My ongoing mind-over-matter battle with the winter elements has been buoyed by the annual arrival of Who’s Who in Baseball, a collection of lifetime records of active major league baseball players, at bookstores and magazine stands. The appearance of Who’s Who means that no matter how bad the winter has been, spring and baseball are not far away.
In addition, Who’s Who has a much deeper meaning to guys (yes, mostly guys) who grew up following their favorite big league teams and players back in the day. As you can see from the cover of the current edition, Who’s Who has been around forever. The 1972 edition pictured next to it goes back to my junior high days, when we followed baseball religiously.
Although baseball statistics are now big business — practically everything about the game that can be measured with numbers appears in print or online somewhere these days — the basic format of Who’s Who hasn’t changed much over the decades. A devoted Who’s Who reader from the 1970s could look at the page below from the 2014 edition and instantly recognize where it came from.
And oh, how we’d study those pages! I’m not alone in saying that even if I can’t remember what I had for lunch yesterday, I can still rattle off baseball stats from 40+ years ago. Who’s Who had a lot to do with that.

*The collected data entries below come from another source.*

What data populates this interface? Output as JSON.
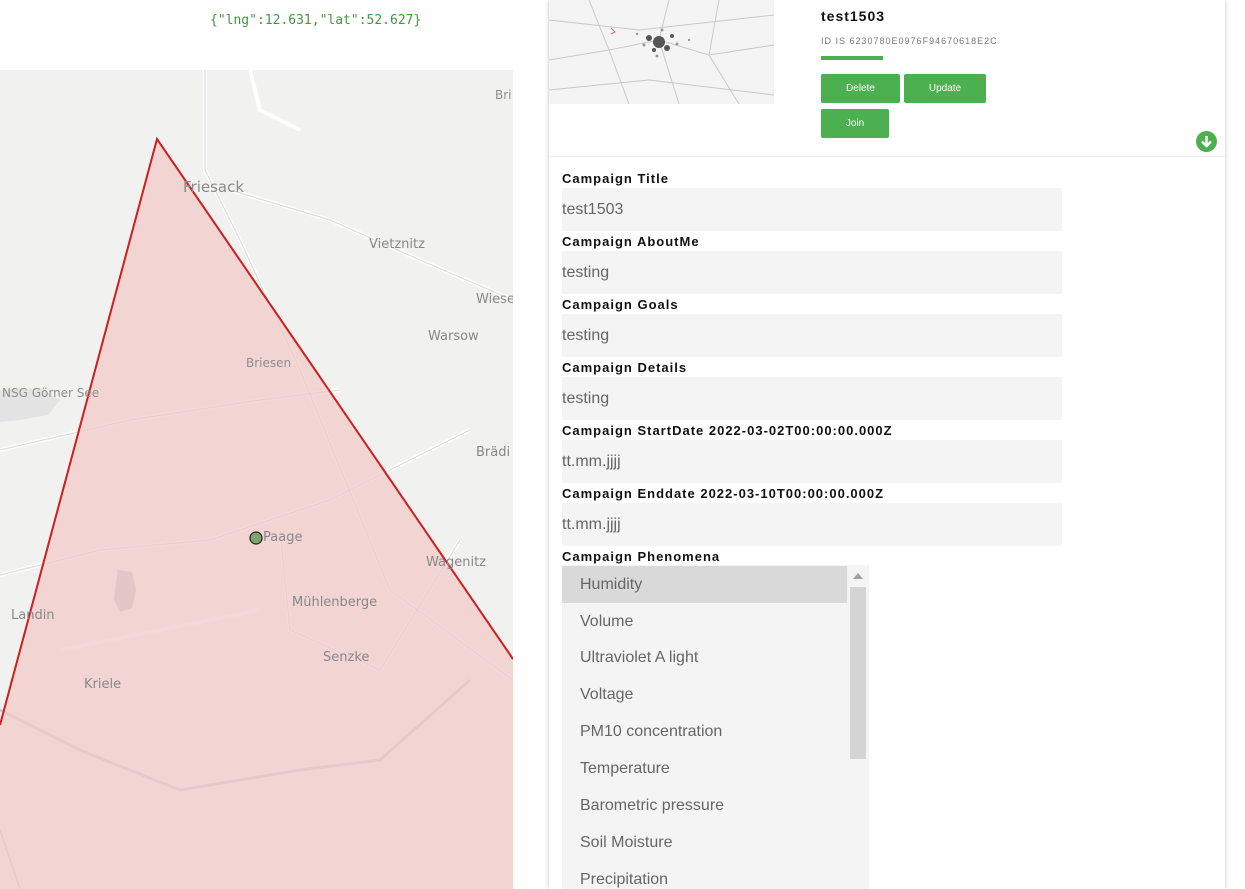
{
  "coords_readout": "{\"lng\":12.631,\"lat\":52.627}",
  "map": {
    "places": [
      "Bri",
      "Friesack",
      "Vietznitz",
      "Wiese",
      "Warsow",
      "Briesen",
      "NSG Görner See",
      "Brädi",
      "Paage",
      "Wagenitz",
      "Mühlenberge",
      "Landin",
      "Senzke",
      "Kriele"
    ],
    "polygon_color": "#cc1f1f",
    "polygon_fill": "#f2caca"
  },
  "campaign": {
    "title": "test1503",
    "id_line": "ID IS 6230780E0976F94670618E2C",
    "buttons": {
      "delete": "Delete",
      "update": "Update",
      "join": "Join"
    },
    "accent": "#4caf50"
  },
  "form": {
    "title_label": "Campaign Title",
    "title_value": "test1503",
    "about_label": "Campaign AboutMe",
    "about_value": "testing",
    "goals_label": "Campaign Goals",
    "goals_value": "testing",
    "details_label": "Campaign Details",
    "details_value": "testing",
    "start_label": "Campaign StartDate 2022-03-02T00:00:00.000Z",
    "start_placeholder": "tt.mm.jjjj",
    "end_label": "Campaign Enddate 2022-03-10T00:00:00.000Z",
    "end_placeholder": "tt.mm.jjjj",
    "phenomena_label": "Campaign Phenomena",
    "phenomena": [
      "Humidity",
      "Volume",
      "Ultraviolet A light",
      "Voltage",
      "PM10 concentration",
      "Temperature",
      "Barometric pressure",
      "Soil Moisture",
      "Precipitation"
    ],
    "phenomena_selected": "Humidity"
  }
}
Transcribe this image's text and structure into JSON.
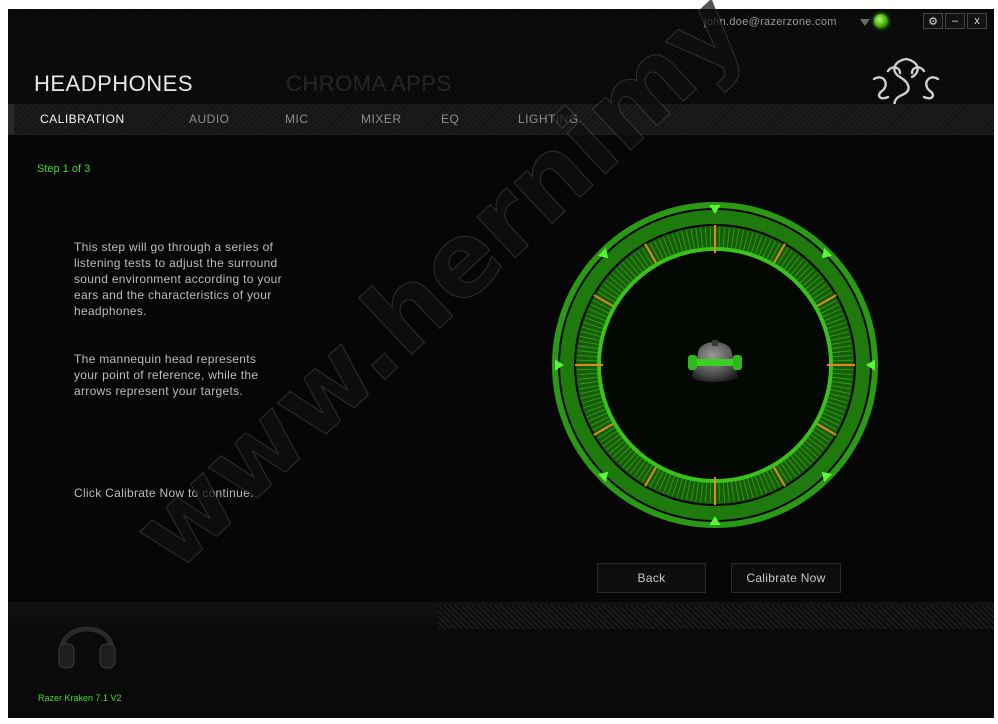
{
  "header": {
    "title": "HEADPHONES",
    "secondary_title": "CHROMA APPS",
    "account_email": "john.doe@razerzone.com",
    "window_buttons": [
      "⚙",
      "–",
      "x"
    ]
  },
  "tabs": [
    {
      "label": "CALIBRATION",
      "active": true
    },
    {
      "label": "AUDIO",
      "active": false
    },
    {
      "label": "MIC",
      "active": false
    },
    {
      "label": "MIXER",
      "active": false
    },
    {
      "label": "EQ",
      "active": false
    },
    {
      "label": "LIGHTING",
      "active": false
    }
  ],
  "main": {
    "step": "Step 1 of 3",
    "paragraph1": [
      "This step will go through a series of",
      "listening tests to adjust the surround",
      "sound environment according to your",
      "ears and the characteristics of your",
      "headphones."
    ],
    "paragraph2": [
      "The mannequin head represents",
      "your point of reference, while the",
      "arrows represent your targets."
    ],
    "instruction": "Click Calibrate Now to continue.",
    "back_label": "Back",
    "calibrate_label": "Calibrate Now"
  },
  "footer": {
    "device_name": "Razer Kraken 7.1 V2"
  },
  "watermark": "www.hernimy",
  "colors": {
    "accent": "#44d62c",
    "marker": "#e08a1e",
    "background": "#060606"
  },
  "icons": {
    "status": "status-indicator-icon",
    "logo": "razer-snake-logo-icon",
    "headset": "headset-icon",
    "head": "mannequin-head-icon"
  }
}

Fantasy baseball wasn’t around back in those days. But some of us played dice-and-charts statistical board games like APBA, Strat-O-Matic, Statis-Pro, Extra Innings, and Gil Hodges Pennant Fever, which allowed us to recreate player performances on our tabletops. These games were the precursors to computer and video sports simulation games today, and Who’s Who in Baseball was a key source toward informing us which players to draft for our pre-digital fantasy baseball squads.
The baseball stats explosion notwithstanding, I don’t need to know, say, how many times a guy grounded into a double play with two strikes on him. Hey, I’m a fan, not a big league manager. Instead, it’s more fun to flip through the pages of Who’s Who to trace players’ careers and to immerse myself in old-fashioned, plain vanilla stats like home runs, batting averages, wins, and ERA.
Enough snow. Play ball!
APBA and Strat-O-Matic are still in business, offering both board and computer versions of their baseball games. Even in this digital era, sports board game devotees form a hardy bunch, featuring a lot of Generation Jones members! I’ll have more to say about that hobby in a future post.
I’m not a big fan of baseball these days but I went through a stage when when I followed the Oakland As with an almost crazy passion. It was during their glory days, when they were so good and fun. I can still reel off the names as I think my ways around the positions . . .
One of the things I particularly appreciate about the WWiB (at least the more recent ones), is the listing of time spent on the DL. Surprised that baseball-reference.com doesn’t include that in their copious statistics.
Ron, yes, it is interesting the WWiB still has a statistical edge on some of the online sources!
By the way, I have your terrific book, Ron Kaplan, 501 Baseball Books Fans Must Read before They Die, here in my work office!